Car Insurance Costs More In Minority Neighborhoods Despite Equal Risk


Could you be paying too much to your car insurance company because of your zip code?

There's something inherently wrong with America's car insurance system. And no, it isn't because your insurance company will charge you more for picking out a pretty shade of red on your dream car, deeming that a color is the marker of an aggressive driver. It's because a study by Consumer Reports, which partnered with nonprofit public-interest investigative journalism website ProPublica, found that car insurance companies charge different rates depending on which neighborhood the buyer lives in.

So what did the dynamic duo find? Surprise surprise, neighborhoods in the sample states of California, Texas, Illinois, and Missouri that have a higher number of minorities tend to pay higher rates on car insurance.
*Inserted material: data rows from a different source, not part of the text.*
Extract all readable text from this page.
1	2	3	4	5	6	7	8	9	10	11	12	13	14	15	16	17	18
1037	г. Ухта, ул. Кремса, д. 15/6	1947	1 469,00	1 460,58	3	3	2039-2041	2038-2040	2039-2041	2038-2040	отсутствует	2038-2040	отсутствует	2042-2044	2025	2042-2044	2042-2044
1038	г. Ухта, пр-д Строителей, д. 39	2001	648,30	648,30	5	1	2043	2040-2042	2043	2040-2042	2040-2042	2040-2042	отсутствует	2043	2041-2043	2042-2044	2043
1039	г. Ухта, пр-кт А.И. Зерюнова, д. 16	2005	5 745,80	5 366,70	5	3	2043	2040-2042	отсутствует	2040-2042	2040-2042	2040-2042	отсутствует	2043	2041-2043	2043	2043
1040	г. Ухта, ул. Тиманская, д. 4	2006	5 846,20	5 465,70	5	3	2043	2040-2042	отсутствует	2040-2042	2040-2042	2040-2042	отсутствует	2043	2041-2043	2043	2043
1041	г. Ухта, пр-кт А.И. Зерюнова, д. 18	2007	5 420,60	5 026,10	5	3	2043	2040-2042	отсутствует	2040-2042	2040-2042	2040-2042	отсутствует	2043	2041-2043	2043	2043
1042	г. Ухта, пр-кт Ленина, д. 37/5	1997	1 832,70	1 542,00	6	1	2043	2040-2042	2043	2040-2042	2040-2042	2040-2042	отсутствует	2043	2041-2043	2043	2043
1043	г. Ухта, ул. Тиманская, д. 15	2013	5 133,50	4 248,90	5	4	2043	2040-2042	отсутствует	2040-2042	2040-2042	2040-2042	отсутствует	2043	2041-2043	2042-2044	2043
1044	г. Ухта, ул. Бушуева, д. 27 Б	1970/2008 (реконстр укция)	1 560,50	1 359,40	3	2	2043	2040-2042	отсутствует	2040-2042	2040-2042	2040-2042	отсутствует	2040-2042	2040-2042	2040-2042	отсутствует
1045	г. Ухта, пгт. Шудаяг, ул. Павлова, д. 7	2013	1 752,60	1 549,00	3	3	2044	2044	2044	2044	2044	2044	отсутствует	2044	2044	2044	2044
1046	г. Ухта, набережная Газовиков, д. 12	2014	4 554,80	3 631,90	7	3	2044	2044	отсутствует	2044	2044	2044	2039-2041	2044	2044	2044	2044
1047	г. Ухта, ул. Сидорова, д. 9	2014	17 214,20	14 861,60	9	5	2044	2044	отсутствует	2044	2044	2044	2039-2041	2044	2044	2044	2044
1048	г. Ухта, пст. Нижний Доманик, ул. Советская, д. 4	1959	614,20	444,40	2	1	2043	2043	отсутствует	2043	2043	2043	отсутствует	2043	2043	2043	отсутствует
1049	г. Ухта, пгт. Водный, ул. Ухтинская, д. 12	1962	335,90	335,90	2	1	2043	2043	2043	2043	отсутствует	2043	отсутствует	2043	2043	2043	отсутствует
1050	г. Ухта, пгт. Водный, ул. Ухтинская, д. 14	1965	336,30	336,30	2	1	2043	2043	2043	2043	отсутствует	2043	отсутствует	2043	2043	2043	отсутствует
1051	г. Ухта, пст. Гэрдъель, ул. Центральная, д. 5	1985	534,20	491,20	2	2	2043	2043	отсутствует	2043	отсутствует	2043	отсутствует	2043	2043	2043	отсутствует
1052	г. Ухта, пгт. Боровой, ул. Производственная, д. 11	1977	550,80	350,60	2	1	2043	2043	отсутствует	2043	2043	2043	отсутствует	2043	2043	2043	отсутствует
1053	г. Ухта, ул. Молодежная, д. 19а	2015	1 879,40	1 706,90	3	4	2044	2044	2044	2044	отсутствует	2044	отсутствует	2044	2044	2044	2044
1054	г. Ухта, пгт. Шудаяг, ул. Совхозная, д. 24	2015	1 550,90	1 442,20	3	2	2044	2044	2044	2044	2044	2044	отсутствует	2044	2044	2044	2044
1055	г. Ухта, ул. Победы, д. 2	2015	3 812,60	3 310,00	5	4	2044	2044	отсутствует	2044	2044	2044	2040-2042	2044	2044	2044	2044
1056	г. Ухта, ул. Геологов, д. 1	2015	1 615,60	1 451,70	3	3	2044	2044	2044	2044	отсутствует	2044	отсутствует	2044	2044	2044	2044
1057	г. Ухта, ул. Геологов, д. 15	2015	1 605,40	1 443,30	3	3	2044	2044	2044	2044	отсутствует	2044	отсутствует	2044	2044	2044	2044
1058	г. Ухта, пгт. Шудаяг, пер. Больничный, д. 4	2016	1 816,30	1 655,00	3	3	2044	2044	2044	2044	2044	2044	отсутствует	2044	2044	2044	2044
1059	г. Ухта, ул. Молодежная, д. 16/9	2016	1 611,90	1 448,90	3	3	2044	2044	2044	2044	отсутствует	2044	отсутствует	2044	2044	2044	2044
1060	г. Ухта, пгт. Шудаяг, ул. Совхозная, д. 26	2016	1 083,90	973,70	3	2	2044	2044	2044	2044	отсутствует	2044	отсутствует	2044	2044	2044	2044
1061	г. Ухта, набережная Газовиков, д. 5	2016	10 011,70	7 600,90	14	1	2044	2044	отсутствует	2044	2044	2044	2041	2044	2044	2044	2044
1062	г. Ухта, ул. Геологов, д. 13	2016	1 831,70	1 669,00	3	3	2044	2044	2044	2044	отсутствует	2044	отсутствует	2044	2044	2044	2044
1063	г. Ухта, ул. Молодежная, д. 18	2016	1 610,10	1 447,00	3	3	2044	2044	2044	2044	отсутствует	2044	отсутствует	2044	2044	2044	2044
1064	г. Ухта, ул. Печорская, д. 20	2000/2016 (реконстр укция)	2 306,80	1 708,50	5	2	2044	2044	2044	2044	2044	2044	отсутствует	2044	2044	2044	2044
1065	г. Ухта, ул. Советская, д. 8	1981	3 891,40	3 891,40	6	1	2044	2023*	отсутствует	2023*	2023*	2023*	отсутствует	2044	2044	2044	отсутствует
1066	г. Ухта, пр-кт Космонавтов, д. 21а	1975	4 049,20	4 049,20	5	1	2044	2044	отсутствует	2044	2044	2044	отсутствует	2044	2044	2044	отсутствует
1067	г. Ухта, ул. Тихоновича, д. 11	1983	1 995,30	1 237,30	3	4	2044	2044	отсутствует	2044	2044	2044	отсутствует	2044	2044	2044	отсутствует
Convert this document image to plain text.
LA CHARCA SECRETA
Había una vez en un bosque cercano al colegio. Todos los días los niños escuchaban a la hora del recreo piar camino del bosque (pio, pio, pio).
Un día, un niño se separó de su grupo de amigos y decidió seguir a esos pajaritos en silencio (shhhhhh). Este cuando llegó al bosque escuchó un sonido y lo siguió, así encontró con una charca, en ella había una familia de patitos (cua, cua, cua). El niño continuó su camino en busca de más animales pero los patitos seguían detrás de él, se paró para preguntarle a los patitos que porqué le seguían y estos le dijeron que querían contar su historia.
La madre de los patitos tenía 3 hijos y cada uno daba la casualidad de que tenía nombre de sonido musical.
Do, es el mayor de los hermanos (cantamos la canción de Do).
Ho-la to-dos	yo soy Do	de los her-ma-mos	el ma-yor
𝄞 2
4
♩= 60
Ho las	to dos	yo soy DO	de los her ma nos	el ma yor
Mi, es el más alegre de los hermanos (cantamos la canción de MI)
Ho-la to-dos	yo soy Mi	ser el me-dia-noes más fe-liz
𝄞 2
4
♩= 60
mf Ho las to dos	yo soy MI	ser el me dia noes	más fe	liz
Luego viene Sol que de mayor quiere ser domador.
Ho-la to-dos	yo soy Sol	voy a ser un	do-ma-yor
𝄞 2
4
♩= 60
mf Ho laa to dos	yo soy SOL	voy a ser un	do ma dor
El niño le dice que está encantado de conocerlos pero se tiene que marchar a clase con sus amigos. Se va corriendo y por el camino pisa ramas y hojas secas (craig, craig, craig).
The discrepancies aren't small either, with some areas of cities with higher numbers of minority residents paying up to 30% more than white neighborhoods.

A logical person would chalk this up to the unfortunate fact that minority dominant neighborhoods tend to be low income neighborhoods (more on discriminatory housing practices when we start HousingBuzz) and therefore more prone to risk, however the study found that the variation in price remained even when risk factors were equal. This video released by Consumer Reports tracks Ryan Hedges and Otis Nash, both car owners in Chicago who live in different neighborhoods and are covered by the same insurance company. Nash drives a 2012 Honda Accord and pays $190 a month while Hedges owns a 2015 Audi Q5 and pays only $54 per month. The difference? Location location location.